Back home again in Indiana, speeding in an Indy race car

After doing 180 miles per hour on the Indianapolis Motor Speedway this week, I ticked off another item on my lifetime Bucket List. I’m not a great fan of motor racing, but this was an opportunity too cool to pass up.


Indycar Experience

Squeezing a passenger into a modified racing car at the Indianapolis Motor Speedway. The passenger seat is directly behind the driver.



I was in Indianapolis for the annual conference of the Society of American Travel Writers (SATW) and presentation of the Lowell Thomas Travel Journalism awards for the SATW Foundation (check the winners at SATWF.com).

From restaurants to public parks and museums, this city sure knows how to plan free time for folks at a conference.

We ate well. Loved my multi-course tasting dinners at Chef Joseph’s and Naked Tchopstix. We slept well at the impressive JW Marriott downtown. Those folks know how to run a convention.

Wearing fire suit and helmet

At least 50 of us from the conference bused over to the nearby Speedway, donned a fire suit, head sock and helmet, for a 5-mile ride, which is twice around the track in a race car owned by the Indycar Experience.

Was I frightened? Did I picture my remains splattered against the outside wall of one of America’s most famous motorways?

Not really; there wasn't time. Each trip around the circle was less than a minute.

I wasn’t driving of course; an Indy expert was piloting one of several cars that have been modified to add a cramped passenger seat (see picture).

I was strapped in so tight that I could barely wiggle, which is a good thing, because the air was rushing at me so fast that I didn’t want to move for fear that some part of my body would be left behind.

On the first trip around the oval, we whooshed by the finish line at full speed, or at full a speed as the law will allow the Indycar Experience to haul passengers — about 45 mph slower than top speed in a race.

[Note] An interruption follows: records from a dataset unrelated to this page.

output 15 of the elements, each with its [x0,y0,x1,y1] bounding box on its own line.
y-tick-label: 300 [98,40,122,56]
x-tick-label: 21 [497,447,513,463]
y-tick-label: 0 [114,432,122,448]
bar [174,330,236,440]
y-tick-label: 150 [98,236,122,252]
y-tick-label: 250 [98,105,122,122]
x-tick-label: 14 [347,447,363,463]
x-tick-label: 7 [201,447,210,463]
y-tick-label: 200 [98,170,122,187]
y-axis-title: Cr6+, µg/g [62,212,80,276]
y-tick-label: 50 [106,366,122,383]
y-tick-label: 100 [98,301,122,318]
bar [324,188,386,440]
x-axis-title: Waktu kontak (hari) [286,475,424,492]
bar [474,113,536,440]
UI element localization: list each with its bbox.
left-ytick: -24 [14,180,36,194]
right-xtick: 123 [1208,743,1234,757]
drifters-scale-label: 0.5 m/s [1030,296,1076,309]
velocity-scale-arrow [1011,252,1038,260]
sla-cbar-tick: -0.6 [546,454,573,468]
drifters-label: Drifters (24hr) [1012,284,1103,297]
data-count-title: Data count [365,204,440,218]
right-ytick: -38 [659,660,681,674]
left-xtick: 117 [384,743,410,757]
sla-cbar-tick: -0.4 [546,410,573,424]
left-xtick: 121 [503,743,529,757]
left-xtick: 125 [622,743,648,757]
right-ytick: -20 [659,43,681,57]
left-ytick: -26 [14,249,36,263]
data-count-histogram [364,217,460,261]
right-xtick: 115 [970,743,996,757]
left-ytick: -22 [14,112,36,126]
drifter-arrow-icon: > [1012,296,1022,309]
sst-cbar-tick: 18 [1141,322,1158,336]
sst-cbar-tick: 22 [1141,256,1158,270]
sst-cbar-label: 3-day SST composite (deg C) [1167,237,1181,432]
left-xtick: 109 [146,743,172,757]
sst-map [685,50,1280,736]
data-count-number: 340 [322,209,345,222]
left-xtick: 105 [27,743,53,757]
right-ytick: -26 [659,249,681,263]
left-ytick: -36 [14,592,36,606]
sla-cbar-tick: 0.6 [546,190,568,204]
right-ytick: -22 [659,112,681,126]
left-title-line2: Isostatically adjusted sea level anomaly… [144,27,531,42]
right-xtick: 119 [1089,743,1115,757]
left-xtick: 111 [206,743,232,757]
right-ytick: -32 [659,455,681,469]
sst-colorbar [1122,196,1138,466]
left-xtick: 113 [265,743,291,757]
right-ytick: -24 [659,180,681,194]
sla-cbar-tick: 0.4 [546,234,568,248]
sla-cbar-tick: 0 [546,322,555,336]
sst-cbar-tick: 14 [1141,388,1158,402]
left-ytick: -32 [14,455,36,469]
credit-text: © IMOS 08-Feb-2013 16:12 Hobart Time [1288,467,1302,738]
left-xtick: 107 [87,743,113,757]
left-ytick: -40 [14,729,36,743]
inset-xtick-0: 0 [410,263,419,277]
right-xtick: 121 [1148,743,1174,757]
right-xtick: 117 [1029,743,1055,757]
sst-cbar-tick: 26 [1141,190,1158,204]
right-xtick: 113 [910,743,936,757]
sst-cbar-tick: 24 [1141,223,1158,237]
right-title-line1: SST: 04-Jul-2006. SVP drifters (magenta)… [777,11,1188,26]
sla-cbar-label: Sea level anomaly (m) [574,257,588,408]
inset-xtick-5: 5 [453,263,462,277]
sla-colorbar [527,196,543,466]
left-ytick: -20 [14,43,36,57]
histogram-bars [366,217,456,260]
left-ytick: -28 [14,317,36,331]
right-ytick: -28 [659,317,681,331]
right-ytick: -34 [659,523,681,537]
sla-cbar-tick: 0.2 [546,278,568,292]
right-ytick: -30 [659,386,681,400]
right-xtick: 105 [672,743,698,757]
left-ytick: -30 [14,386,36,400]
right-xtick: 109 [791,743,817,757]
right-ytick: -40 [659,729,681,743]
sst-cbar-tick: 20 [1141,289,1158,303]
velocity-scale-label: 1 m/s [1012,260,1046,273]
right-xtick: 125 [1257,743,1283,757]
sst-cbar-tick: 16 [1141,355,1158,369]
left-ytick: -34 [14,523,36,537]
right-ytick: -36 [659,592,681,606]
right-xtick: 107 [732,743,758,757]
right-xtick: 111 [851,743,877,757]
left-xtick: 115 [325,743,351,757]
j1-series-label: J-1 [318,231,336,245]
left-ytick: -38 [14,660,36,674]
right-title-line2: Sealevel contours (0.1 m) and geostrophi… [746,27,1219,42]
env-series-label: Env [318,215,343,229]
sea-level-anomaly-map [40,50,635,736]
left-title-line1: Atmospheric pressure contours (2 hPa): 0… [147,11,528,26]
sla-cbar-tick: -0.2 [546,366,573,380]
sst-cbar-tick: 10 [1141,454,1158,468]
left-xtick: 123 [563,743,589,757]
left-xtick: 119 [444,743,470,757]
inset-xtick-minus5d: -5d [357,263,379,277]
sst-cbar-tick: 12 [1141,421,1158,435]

New respect for race car drivers

At 180 mph, it’s easy to be a passenger, but I wouldn’t want to be driving at such speeds alone on the track, and it was difficult to imagine the skill required to race other cars only a few feet away, and do all that 200 times around the track.

At the Dallara Indycar Factory next door, I managed to get a virtual car up to 180 mph, but I lost control, crashed and flipped upside down.

My slower drive back to Oberlin, Ohio, through the cornfields, was a more familiar route, which for decades was a family path to Indiana for my mom, who grew up in Marion, north of Indianapolis. She was at her parents’ house when she gave birth to her first child.

Yes, that makes me a Hoosier, more so now that I’ve survived the Speedway in an Indy racecar.